我们检查了在我们机构接受食管胃十二指肠镜检查的患者的活检和血液样本(表 S1)。我们发现了嗜酸性粒细胞、肥大细胞、嗜碱性粒细胞和Th2细胞;然而,在食管组织中未能可靠地检测到 ILC2,因此未进行进一步分析(图 1A-B)。ST2 在来自活动性 EoE 患者的组织嗜酸性粒细胞中稳健地检测到(图 1C,1E),而来自健康对照、缓解和活动性 EoE 的血液嗜酸性粒细胞在 ST2 中均较低(图 1D,1F-G;图 S1)。同样,作为诱饵受体脱落的可溶性 ST2 (sST2) 的血清水平在健康对照组、缓解期或活动性疾病的 EoE 患者中没有显着差异(图 1H、1I)。
接下来,我们通过流式细胞术和来自活动性 EoE 患者食管组织的免疫荧光测量了 IL-4、IL-5 和 IL-13(图 2A-H)。嗜酸性粒细胞(与 T 细胞不同,没有用 PMA/离子霉素刺激)是这些细胞因子的常见表达者(图 2A-E)。与肥大细胞 (8.0%) 和嗜碱性粒细胞 3.8% (图 2C) 相比, 在大多数未刺激的嗜酸性粒细胞 (60%) 中检测到 IL-4。我们在 74% 的嗜酸性粒细胞中发现了 IL-13,而在受刺激的 CRTH2+ Th2 细胞中为 17%,在肥大细胞中为 3.5%,在嗜碱性粒细胞中为 3.4%(图 2D-F)。尽管未刺激的 2 型细胞因子阳性肥大细胞的比例相对较低,但肥大细胞可能在 EoE 中具有致病性,值得进一步研究。2 型细胞因子蛋白的组织嗜酸性粒细胞表达通过对 IL-4、IL-13、和嗜酸性粒细胞过氧化物酶 (EPX)。大多数 IL-4+食管上皮细胞为嗜酸性粒细胞(80.7%);这与 IL-13 +细胞 (82.7%) 相似(图 2G-H;图 S2)。为了评估 2 型细胞因子诱导是否需要嗜酸性粒细胞,我们使用先前建立的 EoE 3模型向嗜酸性粒细胞充足 (BALB/c WT) 和缺乏 (BALB/c ΔdblGATA-1) 小鼠施用 IL-33 (图 2I) . 正如预期的那样,免疫荧光显示 IL-33 处理的 WT 食管中的嗜酸性粒细胞浸润,而不是 PBS 处理的 WT 或 ΔdblGATA-1 小鼠(图 2J)。尽管 IL-13 在该模型中低于检测限,但食管的多重细胞因子分析显示 IL-33 诱导的 IL-4 严重依赖于嗜酸性粒细胞的存在(图 2K)。

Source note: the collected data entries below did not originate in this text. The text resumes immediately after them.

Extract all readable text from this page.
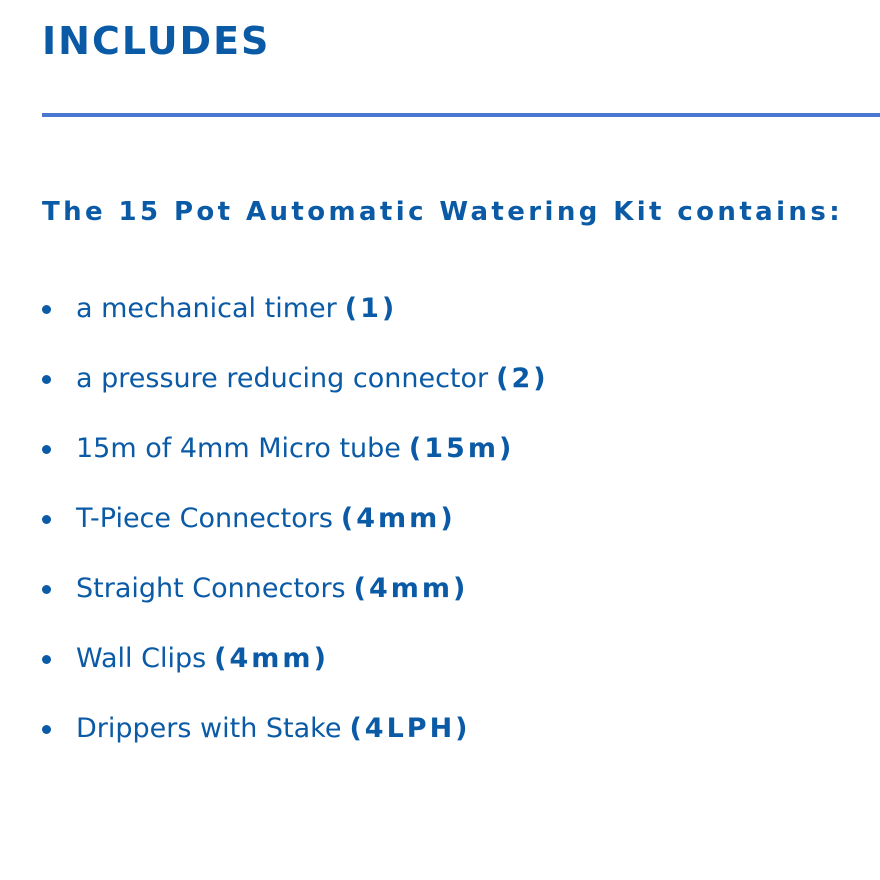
INCLUDES
The 15 Pot Automatic Watering Kit contains:
a mechanical timer (1)
a pressure reducing connector (2)
15m of 4mm Micro tube (15m)
T-Piece Connectors (4mm)
Straight Connectors (4mm)
Wall Clips (4mm)
Drippers with Stake (4LPH)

在这里,我们报告了与血液嗜酸性粒细胞、其他粒细胞和 Th2 细胞相比,IL-33 受体 ST2 在食管浸润性嗜酸性粒细胞上的频繁表达。注意到嗜酸性粒细胞缺乏抗原特异性 T 细胞受体,它们对 IL-33 的反应能力可以解释在去除饮食抗原后在患者中观察到的持续炎症。未来的研究有必要确定影响 ST2 和 IL-33 表达的因素,并确定该途径的调节是否可能是一种新的治疗方法,用于治疗这种越来越多地被诊断出但知之甚少的过敏性疾病。